“ Palavra não foi feita pra enfeitar, brilhar; a palavra foi feita pra dizer”… Lido isso, nas costas de um livro de Graciliano Ramos, resignou-se e decidiu escrever com a veracidade que emprestava aos pensamentos mais honestos! Tinha trazido consigo o coração grosso de muitos dias sem achar paz. Achava que aquela angustia toda ia ajudar em alguma coisa. Na verdade não ajudava em nada. Sentia-se pesado, lento e sem força pra muito fazer. Começou a forjar começos de frases, emprestar sentido a fios de idéias que retalhava uma nas outras, tentando dar volume ao sentido que ainda não achara. Começou.

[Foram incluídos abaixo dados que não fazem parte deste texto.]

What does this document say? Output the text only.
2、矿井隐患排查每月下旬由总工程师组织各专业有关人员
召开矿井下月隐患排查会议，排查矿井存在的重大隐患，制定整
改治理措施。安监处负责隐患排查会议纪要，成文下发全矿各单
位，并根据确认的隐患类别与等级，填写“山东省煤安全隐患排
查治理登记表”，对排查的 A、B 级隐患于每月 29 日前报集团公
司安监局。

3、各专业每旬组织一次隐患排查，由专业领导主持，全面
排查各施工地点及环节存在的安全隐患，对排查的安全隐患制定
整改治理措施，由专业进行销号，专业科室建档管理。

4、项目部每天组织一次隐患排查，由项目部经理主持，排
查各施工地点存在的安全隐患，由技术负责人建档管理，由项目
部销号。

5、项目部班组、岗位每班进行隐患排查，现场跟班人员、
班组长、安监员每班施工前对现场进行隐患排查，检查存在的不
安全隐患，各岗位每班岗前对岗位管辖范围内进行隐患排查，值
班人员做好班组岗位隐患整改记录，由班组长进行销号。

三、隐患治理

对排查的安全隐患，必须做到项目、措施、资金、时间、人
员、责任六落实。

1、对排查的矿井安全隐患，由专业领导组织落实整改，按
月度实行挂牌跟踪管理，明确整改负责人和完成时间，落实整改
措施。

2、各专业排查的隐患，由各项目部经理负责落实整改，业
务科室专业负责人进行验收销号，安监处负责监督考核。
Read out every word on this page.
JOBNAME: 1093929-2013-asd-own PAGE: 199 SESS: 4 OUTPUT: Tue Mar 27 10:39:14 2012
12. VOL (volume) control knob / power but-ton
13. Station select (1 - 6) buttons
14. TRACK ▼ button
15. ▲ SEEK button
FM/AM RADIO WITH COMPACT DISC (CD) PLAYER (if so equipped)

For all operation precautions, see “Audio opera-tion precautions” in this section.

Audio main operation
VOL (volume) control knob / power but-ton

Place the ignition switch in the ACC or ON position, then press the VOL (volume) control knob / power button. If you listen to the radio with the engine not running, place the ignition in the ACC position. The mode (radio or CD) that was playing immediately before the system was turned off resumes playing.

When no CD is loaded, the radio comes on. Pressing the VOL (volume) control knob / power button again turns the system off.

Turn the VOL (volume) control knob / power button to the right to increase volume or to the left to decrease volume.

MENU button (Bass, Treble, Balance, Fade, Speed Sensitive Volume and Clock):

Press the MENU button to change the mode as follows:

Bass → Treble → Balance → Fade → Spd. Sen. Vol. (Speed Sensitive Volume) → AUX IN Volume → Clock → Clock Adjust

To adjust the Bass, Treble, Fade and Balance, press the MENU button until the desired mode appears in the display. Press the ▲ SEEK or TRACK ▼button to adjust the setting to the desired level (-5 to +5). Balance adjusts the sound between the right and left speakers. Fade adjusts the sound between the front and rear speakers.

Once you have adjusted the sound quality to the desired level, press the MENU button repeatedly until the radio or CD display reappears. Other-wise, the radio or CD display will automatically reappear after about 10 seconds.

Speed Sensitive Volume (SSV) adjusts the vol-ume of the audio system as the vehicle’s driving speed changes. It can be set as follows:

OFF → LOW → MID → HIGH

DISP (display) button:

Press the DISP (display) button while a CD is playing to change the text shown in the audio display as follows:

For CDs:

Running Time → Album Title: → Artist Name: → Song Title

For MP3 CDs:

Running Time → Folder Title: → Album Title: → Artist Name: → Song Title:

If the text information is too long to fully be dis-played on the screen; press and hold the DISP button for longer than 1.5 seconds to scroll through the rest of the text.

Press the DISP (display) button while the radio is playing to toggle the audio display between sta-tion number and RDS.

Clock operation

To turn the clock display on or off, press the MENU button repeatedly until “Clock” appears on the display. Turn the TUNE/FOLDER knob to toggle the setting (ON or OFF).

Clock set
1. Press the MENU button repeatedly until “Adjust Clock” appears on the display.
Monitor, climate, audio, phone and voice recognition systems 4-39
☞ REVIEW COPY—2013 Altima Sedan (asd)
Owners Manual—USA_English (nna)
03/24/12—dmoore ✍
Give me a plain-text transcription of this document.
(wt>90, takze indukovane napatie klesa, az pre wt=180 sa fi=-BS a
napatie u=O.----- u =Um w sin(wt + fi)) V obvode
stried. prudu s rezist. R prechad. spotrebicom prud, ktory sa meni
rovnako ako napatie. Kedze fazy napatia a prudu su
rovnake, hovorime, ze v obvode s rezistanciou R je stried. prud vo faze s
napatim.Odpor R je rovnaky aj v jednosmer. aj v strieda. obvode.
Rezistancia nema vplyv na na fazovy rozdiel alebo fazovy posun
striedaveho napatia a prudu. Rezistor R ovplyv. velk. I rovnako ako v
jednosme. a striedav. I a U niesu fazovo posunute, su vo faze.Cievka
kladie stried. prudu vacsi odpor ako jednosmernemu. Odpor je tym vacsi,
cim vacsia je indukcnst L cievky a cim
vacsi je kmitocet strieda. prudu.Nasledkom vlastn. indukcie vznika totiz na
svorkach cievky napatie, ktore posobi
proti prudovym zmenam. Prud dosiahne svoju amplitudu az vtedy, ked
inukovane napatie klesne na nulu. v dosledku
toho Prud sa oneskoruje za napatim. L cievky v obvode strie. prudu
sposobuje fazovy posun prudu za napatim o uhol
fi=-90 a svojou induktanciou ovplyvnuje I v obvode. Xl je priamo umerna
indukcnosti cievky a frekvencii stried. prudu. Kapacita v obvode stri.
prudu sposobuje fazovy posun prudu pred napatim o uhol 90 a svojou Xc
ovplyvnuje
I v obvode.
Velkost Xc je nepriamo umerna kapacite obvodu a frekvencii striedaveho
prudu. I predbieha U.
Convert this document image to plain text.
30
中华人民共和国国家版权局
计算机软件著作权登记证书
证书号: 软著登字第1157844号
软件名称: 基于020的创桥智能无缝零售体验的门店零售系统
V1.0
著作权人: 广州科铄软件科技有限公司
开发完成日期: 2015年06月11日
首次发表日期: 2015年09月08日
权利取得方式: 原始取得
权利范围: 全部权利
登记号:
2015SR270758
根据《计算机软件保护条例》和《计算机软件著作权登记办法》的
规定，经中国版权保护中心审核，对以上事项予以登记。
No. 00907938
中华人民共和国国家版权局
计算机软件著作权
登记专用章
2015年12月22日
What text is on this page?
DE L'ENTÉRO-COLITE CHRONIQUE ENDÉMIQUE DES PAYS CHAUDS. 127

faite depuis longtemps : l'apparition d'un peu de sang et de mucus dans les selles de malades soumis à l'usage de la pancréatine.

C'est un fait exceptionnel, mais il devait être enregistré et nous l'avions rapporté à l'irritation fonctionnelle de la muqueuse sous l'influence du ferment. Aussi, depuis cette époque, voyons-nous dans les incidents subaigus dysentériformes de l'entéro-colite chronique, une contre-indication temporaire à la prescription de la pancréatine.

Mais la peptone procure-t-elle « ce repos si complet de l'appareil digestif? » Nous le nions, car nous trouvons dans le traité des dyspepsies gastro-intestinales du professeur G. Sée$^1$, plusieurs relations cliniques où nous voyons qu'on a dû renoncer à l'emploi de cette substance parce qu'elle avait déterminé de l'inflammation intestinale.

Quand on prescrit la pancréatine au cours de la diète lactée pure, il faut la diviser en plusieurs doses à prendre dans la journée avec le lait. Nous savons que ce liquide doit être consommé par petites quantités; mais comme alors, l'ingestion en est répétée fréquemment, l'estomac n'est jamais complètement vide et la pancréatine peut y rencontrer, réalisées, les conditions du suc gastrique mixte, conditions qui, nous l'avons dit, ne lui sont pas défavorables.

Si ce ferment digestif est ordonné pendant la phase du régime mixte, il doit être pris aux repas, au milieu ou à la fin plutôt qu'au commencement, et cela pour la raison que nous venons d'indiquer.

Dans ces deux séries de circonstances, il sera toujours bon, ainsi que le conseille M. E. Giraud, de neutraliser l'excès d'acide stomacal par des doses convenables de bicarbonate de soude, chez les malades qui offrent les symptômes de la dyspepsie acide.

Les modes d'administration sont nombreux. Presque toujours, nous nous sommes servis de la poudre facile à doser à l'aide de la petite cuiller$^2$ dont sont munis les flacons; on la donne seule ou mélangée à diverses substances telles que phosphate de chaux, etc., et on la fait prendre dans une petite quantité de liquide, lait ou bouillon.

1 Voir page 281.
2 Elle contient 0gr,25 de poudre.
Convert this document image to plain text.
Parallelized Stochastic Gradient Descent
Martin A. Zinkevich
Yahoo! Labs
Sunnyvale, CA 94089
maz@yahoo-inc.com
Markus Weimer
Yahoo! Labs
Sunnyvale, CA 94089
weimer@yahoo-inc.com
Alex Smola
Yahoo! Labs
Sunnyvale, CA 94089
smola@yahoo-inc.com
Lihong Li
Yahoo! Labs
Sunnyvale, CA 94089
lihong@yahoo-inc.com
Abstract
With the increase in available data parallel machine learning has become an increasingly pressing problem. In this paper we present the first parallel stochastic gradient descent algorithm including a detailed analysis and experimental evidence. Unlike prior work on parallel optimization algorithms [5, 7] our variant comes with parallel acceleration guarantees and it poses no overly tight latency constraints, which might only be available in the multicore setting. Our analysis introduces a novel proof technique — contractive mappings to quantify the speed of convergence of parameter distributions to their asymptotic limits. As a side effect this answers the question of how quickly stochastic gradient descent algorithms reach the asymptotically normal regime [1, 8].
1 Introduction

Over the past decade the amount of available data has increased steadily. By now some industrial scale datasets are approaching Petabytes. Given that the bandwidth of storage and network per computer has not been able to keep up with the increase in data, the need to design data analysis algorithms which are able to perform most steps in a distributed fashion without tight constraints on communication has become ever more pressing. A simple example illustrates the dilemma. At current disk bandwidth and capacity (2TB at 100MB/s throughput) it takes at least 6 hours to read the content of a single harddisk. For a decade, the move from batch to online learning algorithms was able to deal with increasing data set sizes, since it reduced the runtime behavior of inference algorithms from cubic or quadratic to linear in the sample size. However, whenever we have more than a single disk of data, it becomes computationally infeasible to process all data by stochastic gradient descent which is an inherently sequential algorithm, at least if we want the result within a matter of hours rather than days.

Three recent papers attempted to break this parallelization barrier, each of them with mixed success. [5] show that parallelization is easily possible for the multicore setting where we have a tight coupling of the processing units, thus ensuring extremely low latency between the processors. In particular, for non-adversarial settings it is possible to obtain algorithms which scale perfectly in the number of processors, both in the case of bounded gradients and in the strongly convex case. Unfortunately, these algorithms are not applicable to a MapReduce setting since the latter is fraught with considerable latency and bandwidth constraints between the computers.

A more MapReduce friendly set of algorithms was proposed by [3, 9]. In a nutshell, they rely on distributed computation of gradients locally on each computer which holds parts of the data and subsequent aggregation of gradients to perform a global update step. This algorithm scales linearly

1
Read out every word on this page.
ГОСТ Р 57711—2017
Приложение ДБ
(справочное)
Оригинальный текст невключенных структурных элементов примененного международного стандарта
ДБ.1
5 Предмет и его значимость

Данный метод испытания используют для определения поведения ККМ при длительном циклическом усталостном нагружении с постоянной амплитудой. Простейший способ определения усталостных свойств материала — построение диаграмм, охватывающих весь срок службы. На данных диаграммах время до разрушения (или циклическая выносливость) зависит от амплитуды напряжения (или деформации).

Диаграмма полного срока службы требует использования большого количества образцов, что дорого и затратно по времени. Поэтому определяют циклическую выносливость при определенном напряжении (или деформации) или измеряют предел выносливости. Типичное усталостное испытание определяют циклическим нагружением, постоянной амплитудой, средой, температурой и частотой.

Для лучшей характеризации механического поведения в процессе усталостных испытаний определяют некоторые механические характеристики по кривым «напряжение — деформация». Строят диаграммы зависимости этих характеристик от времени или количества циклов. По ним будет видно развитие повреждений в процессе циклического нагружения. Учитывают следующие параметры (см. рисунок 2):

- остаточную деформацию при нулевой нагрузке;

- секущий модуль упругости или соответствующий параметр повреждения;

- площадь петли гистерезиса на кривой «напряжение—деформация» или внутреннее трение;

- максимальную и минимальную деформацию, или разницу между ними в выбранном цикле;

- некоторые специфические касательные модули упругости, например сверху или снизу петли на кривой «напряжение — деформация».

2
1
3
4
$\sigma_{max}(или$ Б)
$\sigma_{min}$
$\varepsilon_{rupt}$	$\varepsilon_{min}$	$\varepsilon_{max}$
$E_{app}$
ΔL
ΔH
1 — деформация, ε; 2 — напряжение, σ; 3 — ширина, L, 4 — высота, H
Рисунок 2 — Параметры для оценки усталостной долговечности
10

Atirou-se sem nenhuma nesga de idéia na tarefa ingrata de fazer-se claro. Faltavam-lhe aventuras, talvez. Atrapalhava-se sempre nas invenções. Tinha imaginação fraca e não sabia mentir. Pelas criações com que pretendia justificar-se, logo o desenho de alguma palavra melhor se formava logo adiante, e isso o desgostava. Arrumaria uma história, não tinha dúvida disso. Ela viria... Sem obediência, sem disciplina, na hora que quisesse, com vontade propria, mas viria. Era só esperar.
Ergueu-se, ocultando um desapontamento incômodo. Via-se grande, antes mesmo de conseguir achar a palavra certa. Palavra pra dizer se tivesse que dizer, até mesmo pra enfeitar, se num repente, se inventasse de enfeitar. Palavra que fizesse sentido a sua grandeza imaginária. Antes mesmo daquilo tudo, do suor do ofício, da purgação do treino, da prática... Sentiu-se um fanfarrão, um impostor. Caixeiro viajante que chegava contando aventuras que nunca viveu. Não sofria da melancolia oceânica dos poetas que inventavam saudades. Não conhecia desassossego e consternações imemoriais... Não padecia de males financeiros que lhe privassem a saúde, alimentação, nada.
Precisava, no entanto ser verdadeiro no que dizia. Ser convincente em suas angústias ausentes. Tentou recorrer a beletrismos da língua, que lhe trouxeram grande embaraço logo no início. Nem palavras rebuscadas conhecia a contento! E de mais a mais, “ palavra não foi feita pra enfeitar, brilhar, palavra foi feita pra dizer”...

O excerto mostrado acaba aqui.